NEW YORK, April 30 (UPI) -- Danielle Mone Truitt says there is one huge advantage to Law & Order: Organized Crime's Season 5 move from NBC to Peacock: the cast is now allowed to use a more profanity.
"It's Peacock. Hey, we're not going to make it deep. It wasn't deep at all. I could not wait to curse," Truitt, 44, told UPI with a laugh in a recent Zoom interview.
"We were all excited from that. Do you know how many times over these last few seasons you want to curse so much? And we can't. And now we're like, 'Yes, this is great!'' she said. "The storylines are more gritty. The way it is shot is more gritty, more edgy. The content and what we're talking about, the cases we're exploring, there's a little more violence. There's just more that you can show on a streaming platform."
Airing Thursday nights, the procedural follows Truitt's Sergeant Ayanna Bell, the squad supervisor for a New York Police Department task force that brings down gangsters and human traffickers.
Season 5 kicked off with Bell asking her second-in-command, seasoned investigator Elliot Stabler (Chris Meloni), to go undercover as a commercial truck driver with a checkered past to catch the leaders of a prostitution ring with ties to serial killings across the United States.
Meanwhile, Stabler's brother Randall (Dean Norris) is watching out for their mother Bernie (Ellen Burtsyn), who has dementia, and Stabler's son Eli (Nicky Torchia), who is an NYPD rookie expecting his first child with his girlfriend Becky (Kiaya Scott).
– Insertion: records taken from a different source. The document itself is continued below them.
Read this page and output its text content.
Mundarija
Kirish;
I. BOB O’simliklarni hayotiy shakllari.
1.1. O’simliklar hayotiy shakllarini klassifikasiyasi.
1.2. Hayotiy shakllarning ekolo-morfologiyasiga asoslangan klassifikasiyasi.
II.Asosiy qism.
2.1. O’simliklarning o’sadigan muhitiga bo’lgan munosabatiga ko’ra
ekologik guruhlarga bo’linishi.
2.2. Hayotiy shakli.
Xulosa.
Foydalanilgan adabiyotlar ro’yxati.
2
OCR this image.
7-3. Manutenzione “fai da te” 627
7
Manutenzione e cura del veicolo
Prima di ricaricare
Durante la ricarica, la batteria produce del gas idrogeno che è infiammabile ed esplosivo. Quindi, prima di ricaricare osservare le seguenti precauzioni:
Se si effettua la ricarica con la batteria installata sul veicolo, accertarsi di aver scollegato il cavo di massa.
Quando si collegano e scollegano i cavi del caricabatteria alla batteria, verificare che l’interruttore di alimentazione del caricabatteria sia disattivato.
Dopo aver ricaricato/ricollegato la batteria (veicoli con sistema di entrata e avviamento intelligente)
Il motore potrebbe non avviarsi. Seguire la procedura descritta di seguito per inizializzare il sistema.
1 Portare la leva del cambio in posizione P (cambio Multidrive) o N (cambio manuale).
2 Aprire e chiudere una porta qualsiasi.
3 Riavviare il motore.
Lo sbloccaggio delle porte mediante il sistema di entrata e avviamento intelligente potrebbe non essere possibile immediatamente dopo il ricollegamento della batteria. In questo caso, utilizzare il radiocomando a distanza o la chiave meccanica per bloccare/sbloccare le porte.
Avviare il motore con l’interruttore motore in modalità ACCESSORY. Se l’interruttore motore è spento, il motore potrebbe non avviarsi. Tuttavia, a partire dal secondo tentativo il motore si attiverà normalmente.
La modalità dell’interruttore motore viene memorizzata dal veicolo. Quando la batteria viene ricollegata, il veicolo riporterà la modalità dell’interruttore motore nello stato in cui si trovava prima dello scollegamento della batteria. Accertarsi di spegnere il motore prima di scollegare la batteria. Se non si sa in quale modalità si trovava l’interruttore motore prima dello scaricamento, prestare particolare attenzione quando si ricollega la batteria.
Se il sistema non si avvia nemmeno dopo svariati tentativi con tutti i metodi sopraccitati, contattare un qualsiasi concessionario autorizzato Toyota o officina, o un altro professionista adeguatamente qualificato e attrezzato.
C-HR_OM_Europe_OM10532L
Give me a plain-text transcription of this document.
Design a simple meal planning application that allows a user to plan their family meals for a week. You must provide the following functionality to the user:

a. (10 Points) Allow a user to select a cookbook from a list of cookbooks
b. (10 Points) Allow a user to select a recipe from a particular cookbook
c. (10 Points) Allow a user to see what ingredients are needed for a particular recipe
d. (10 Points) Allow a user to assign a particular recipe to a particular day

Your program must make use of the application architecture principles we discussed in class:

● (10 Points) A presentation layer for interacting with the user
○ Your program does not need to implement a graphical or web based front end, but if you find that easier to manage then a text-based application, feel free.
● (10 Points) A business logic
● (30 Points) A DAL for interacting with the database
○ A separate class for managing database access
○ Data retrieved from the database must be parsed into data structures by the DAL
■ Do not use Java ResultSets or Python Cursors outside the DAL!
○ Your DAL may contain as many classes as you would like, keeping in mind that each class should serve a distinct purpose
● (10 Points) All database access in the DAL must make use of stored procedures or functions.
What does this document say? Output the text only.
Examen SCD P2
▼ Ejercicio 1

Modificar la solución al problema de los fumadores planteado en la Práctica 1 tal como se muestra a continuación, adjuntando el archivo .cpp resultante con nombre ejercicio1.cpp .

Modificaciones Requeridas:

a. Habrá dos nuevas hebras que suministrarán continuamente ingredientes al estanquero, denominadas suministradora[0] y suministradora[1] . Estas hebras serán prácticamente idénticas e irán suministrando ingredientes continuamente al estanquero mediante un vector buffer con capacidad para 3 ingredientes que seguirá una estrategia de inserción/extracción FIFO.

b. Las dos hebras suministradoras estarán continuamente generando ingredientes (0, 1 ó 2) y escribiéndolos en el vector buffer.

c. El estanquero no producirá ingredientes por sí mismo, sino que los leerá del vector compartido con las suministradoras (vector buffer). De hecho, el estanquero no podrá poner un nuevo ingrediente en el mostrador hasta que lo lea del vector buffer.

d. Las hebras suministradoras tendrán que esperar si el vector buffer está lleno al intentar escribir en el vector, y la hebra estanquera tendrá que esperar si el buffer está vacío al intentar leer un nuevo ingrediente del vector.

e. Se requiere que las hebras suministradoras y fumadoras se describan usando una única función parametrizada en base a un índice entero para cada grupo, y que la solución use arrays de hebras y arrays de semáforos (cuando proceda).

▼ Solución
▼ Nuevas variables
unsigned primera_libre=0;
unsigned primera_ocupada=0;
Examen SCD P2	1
"Bell was never asking Stabler to go undercover. He's always telling her that he wants to and she's always trying to talk him out of it. So, this time, you get to see her say, 'Hey, we need you," Truitt said.
"I feel like Stabler is Belle's big brother, but Bell is the more responsible one, the younger sister that kind of has her [expletive] together a little bit more and Stabler is like the older brother who just kind of does what he feels and is very reactive."
Bell is always there for Stabler when Stabler needs her and that is on quite a few occasions during these upcoming, action-packed episodes.
"He goes through a lot in this season," Truitt said.
"There's loss. There's [expletive] blowing up and everything. So, he has a lot of stuff. He's dealing with his brother, family dynamics, his son becoming an officer, which is the weirdest thing for all of us. Like: 'What? Why are you following in his footsteps?'"
The actress said Bell is concerned watching the younger cops come up through the ranks because she knows what a personal toll this job can take on them.
"When you've been at it for a while, you have to give up a lot. She lost her marriage," Truitt said of Bell.
"It makes her check in with [the younger cops] just to make sure that they're mentally in the right place. I think she trusts that her team is experienced and knows what they're doing," she added.
"It is a sacrifice. Your whole life becomes dedicated to this kind of work. You don't get to just go home and it doesn't come home with you. I think Bell has probably created a regimen for herself or some kind of self-care, something where she can leave what is happening at work over there and then able to be home and be present for her child."